Один лучший друг вышел из состава комитета – другой в него вступил. Камиль привык, что Робеспьер опробует на нем свои речи, так повелось еще с восемьдесят девятого. С того трогательного напряженного момента в доме Дюпле – «вы всегда были в моем сердце» – Камиль чувствовал, что от него ждут большего. Робеспьер становился одним из тех людей, в чьем присутствии нельзя расслабиться ни на минуту.
Два дня спустя Комитет общественного спасения получает право выписывать ордера на арест.
Жак Ру, число сторонников которого растет, объявил, что новый автор его новостных листков – «дух Марата». Эбер поведал якобинцам, что если Марату нужен преемник – и новая жертва для аристократов, – то он готов.
– Этот бездарный человечишко, – сказал Робеспьер. – Да как он посмел?
Восьмого августа Симона Эврар предстала перед Конвентом и гневно обрушилась на тех, кто ведет санкюлотов к погибели. По ее словам, эти мысли внушил ей в последние часы перед смертью мученик, ее покойный муж. Она говорила уверенно, свободно и только иногда замолкала и подносила листок к глазам, чтобы разобрать мелкий неровный почерк Робеспьера.
Неделю спустя комитет пополнился новым членом – Лазаром Карно, военным инженером, с которым Робеспьер познакомился в Академии Арраса.
– Я не люблю военных, – говорил Робеспьер. – Их переполняет честолюбие, к тому же я не разделяю их приоритетов. Однако это неизбежное зло. Карно всегда знает предмет, – добавил он сдержанно, – о котором берется рассуждать.
Карно впоследствии назовут «организатором победы». Выходит, Робеспьер – «организатор Карно».
Когда председателя Революционного трибунала арестовали (по подозрению в том, что он ненадлежащим образом провел суд над убийцей Марата), его место занял гражданин Эрманн из адвокатской коллегии Арраса. Не он ли, единственный из всех, много лет назад понял, что к словам Робеспьера стоит прислушаться?
– Я знал его в молодости, – сказал Эрманн мадам Дюпле.
– Можно подумать, сейчас вы старик, – ответила она.
Прежнего председателя жандармы увели прямо с заседания трибунала. Фукье-Тенвиль, совсем как его кузен, любил драматические жесты.
После отставки министра внутренних дел на его пост претендовали двое: Эбер и Жюль Паре, известный адвокат. Назначили последнего.
– Все ясно, – заметил Эбер. – Он был секретарем у Дантона. Мы так зазнались, что уже не в состоянии делать все самостоятельно, поэтому перепоручаем власть своим приспешникам. Другой его секретарь, Дефорг, в Министерстве иностранных дел. Паре и Дантон приятели не разлей вода. Вспомните, как некогда Дантон был неразлучен с Дюмурье, – добавил он.
– Гнусный коротышка, – сказал Дантон. – Мало ему, что его люди засели в военном министерстве, а его газетенку распространяют в войсках?
Он выступил в якобинском клубе, сорвав умеренные аплодисменты. Когда Дантон сходил с трибуны, встал Робеспьер:
– Никто, – заявил он, – никто не имеет права порочить Дантона. Всякий, кто задумал его бесчестить, должен сперва доказать, что может потягаться с ним в усердии, влиянии и патриотическом рвении.
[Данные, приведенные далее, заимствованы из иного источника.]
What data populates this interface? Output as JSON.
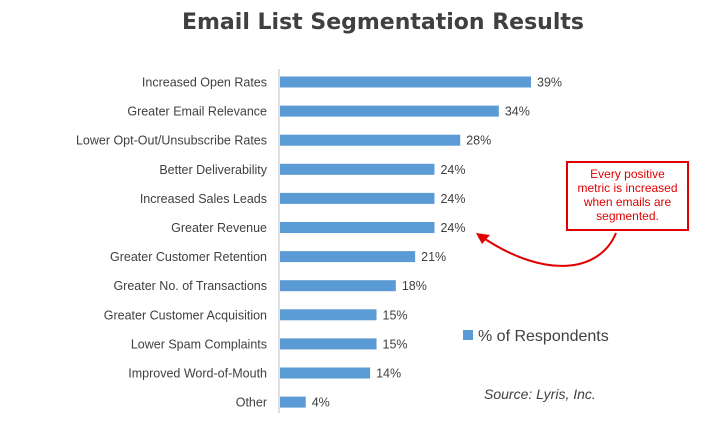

Аплодисменты стали громче, некоторые члены комитета вскочили. Якобинцы приветствовали Дантона; без галстука и небритый, он благодарно склонил голову. Приветствовали Робеспьера: расправив манжеты, словно осенив себя крестным знамением, он коротко кивнул обожателям и одарил клуб своей особенной улыбкой. Затем – просто от избытка чувств – аплодисментов удостоился гражданин Камиль. Ему ведь это всегда нравилось, разве нет? Камиль всегда был в центре внимания, любимчик революции, анфан терибль, чьим прихотям вечно потакают. Вероятно, где-то на задней скамье затаился скрипичный мастер Реноден с его незабвенным правым хуком, но сейчас Камилю угрожали только рьяные патриоты, которые набрасывались на него, чтобы задушить в медвежьих объятиях. Второй раз в жизни Морис Дюпле прижал его к груди. Камиль вспомнил, когда плотник обнял его в первый раз – в тот день, когда ему пришлось позорно бежать от Бабетты.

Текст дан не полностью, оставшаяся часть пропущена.